Cuando la Iglesia nos dice que este pasaje es un preludio a la anunciación del verdadero hijo de la promesa, no se refiere sólo al anuncio del nacimiento de Isaac, sino que también nos invita a poner la mirada en la promesa de un hijo que colmará la felicidad no sólo de un hombre, sino de todos los hombres, nuestra madre la Iglesia nos invita a poner la mirads en Jesucristo y preguntarnos ¿cómo acogemos nosotros el anuncio de la Buena Nueva de la Salvación? ¿Cómo acogemos a Cristo que pasa por nuestras vidas en diferentes maneras? ¿Sabemos reconocer a Cristo en el prójimo? ¿somos prontos y diligentes para cumplir su Palabra? Y es que, queridos hermanos, toda oportunidad de hacer el bien, es una oportunidad de acoger al Señor en nuestra corazón.

El santo Evangelio también nos habla del recibimiento en casa propia de un peregrino, en este caso Marta y María que acogen a Jesús que pasa. Estas hermanas han sido tradicionalmente las imágenes de las dimensiones activa y contemplativa de la vida de la Iglesia.
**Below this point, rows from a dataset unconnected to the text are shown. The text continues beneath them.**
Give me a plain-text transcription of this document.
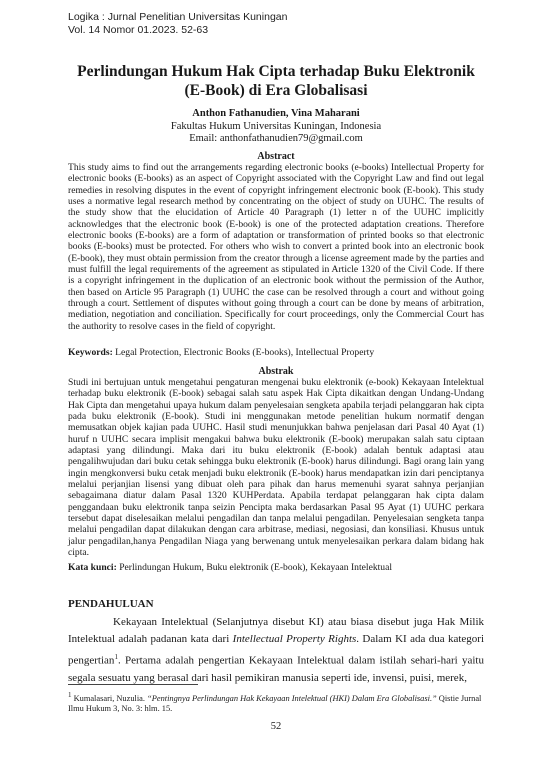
Logika : Jurnal Penelitian Universitas Kuningan
Vol. 14 Nomor 01.2023. 52-63
Perlindungan Hukum Hak Cipta terhadap Buku Elektronik
(E-Book) di Era Globalisasi
Anthon Fathanudien, Vina Maharani
Fakultas Hukum Universitas Kuningan, Indonesia
Email: anthonfathanudien79@gmail.com
Abstract
This study aims to find out the arrangements regarding electronic books (e-books) Intellectual Property for electronic books (E-books) as an aspect of Copyright associated with the Copyright Law and find out legal remedies in resolving disputes in the event of copyright infringement electronic book (E-book). This study uses a normative legal research method by concentrating on the object of study on UUHC. The results of the study show that the elucidation of Article 40 Paragraph (1) letter n of the UUHC implicitly acknowledges that the electronic book (E-book) is one of the protected adaptation creations. Therefore electronic books (E-books) are a form of adaptation or transformation of printed books so that electronic books (E-books) must be protected. For others who wish to convert a printed book into an electronic book (E-book), they must obtain permission from the creator through a license agreement made by the parties and must fulfill the legal requirements of the agreement as stipulated in Article 1320 of the Civil Code. If there is a copyright infringement in the duplication of an electronic book without the permission of the Author, then based on Article 95 Paragraph (1) UUHC the case can be resolved through a court and without going through a court. Settlement of disputes without going through a court can be done by means of arbitration, mediation, negotiation and conciliation. Specifically for court proceedings, only the Commercial Court has the authority to resolve cases in the field of copyright.
Keywords: Legal Protection, Electronic Books (E-books), Intellectual Property
Abstrak
Studi ini bertujuan untuk mengetahui pengaturan mengenai buku elektronik (e-book) Kekayaan Intelektual terhadap buku elektronik (E-book) sebagai salah satu aspek Hak Cipta dikaitkan dengan Undang-Undang Hak Cipta dan mengetahui upaya hukum dalam penyelesaian sengketa apabila terjadi pelanggaran hak cipta pada buku elektronik (E-book). Studi ini menggunakan metode penelitian hukum normatif dengan memusatkan objek kajian pada UUHC. Hasil studi menunjukkan bahwa penjelasan dari Pasal 40 Ayat (1) huruf n UUHC secara implisit mengakui bahwa buku elektronik (E-book) merupakan salah satu ciptaan adaptasi yang dilindungi. Maka dari itu buku elektronik (E-book) adalah bentuk adaptasi atau pengalihwujudan dari buku cetak sehingga buku elektronik (E-book) harus dilindungi. Bagi orang lain yang ingin mengkonversi buku cetak menjadi buku elektronik (E-book) harus mendapatkan izin dari penciptanya melalui perjanjian lisensi yang dibuat oleh para pihak dan harus memenuhi syarat sahnya perjanjian sebagaimana diatur dalam Pasal 1320 KUHPerdata. Apabila terdapat pelanggaran hak cipta dalam penggandaan buku elektronik tanpa seizin Pencipta maka berdasarkan Pasal 95 Ayat (1) UUHC perkara tersebut dapat diselesaikan melalui pengadilan dan tanpa melalui pengadilan. Penyelesaian sengketa tanpa melalui pengadilan dapat dilakukan dengan cara arbitrase, mediasi, negosiasi, dan konsiliasi. Khusus untuk jalur pengadilan,hanya Pengadilan Niaga yang berwenang untuk menyelesaikan perkara dalam bidang hak cipta.
Kata kunci: Perlindungan Hukum, Buku elektronik (E-book), Kekayaan Intelektual
PENDAHULUAN
Kekayaan Intelektual (Selanjutnya disebut KI) atau biasa disebut juga Hak Milik Intelektual adalah padanan kata dari Intellectual Property Rights. Dalam KI ada dua kategori pengertian$^1$. Pertama adalah pengertian Kekayaan Intelektual dalam istilah sehari-hari yaitu segala sesuatu yang berasal dari hasil pemikiran manusia seperti ide, invensi, puisi, merek,
$^1$ Kumalasari, Nuzulia. “Pentingnya Perlindungan Hak Kekayaan Intelektual (HKI) Dalam Era Globalisasi.” Qistie Jurnal Ilmu Hukum 3, No. 3: hlm. 15.
52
Como Marta todo cristiano en esta vida habrá de ponerse manos a la obra para amar al prójimo para procurarle siempre el bien, pues en todo aquel que encuentra por el camino encuentra a Cristo que pasa por su vida derramando bendiciones, en toda ocasión de hacer el bien el hombre debería escuchar como su corazón le invita a elevar una oración al Señor diciendo “te ruego que no pases junto a mí sin detenerte”.

Como María todo cristiano debería estar atento a la Palabra que el Señor le dirige cuando se detiene en su casa, poner en el su mirada, su mente, sus afectos, entregarse por completo a estar junto a Él, sabiendo que la verdadera bendición no es todo lo que se hizo por el Señor, ni todo lo que el Señor le dio mientras pasaba, sino el haber estado junto a Él, el haberlo tenido en la propia casa, en lo más íntimo de su ser, esa queridos hermanos, creo yo, es la parte mejor.

Así vemos como la contemplación no se opone a la actividad, sino que la plenifica, la alimenta, la nutre, la lleva a ver su verdadero sentido. Lo que verdaderamente se opone a la contemplación es la dispersión, como cuando en el afán de una multitud de actividades se pierde de vista la razón de ser de la mismas. Cuando por estar ocupado en muchas cosas se pierde lo que de verdad importa.

En este domingo queridos hermanos, día del Señor, al escuchar en la Santa Misa su Palabra y al recibirlo en la Sagrada Eucaristía, no seamos indiferentes a su paso, abramos las puertas de nuestra casa, abrámosle nuestros corazones, elijamos la parte mejor, para que al salir del templo vayamos con ánimo confiado a vivir lo que hemos aprendido y podamos dar frutos de vida eterna. Así sea.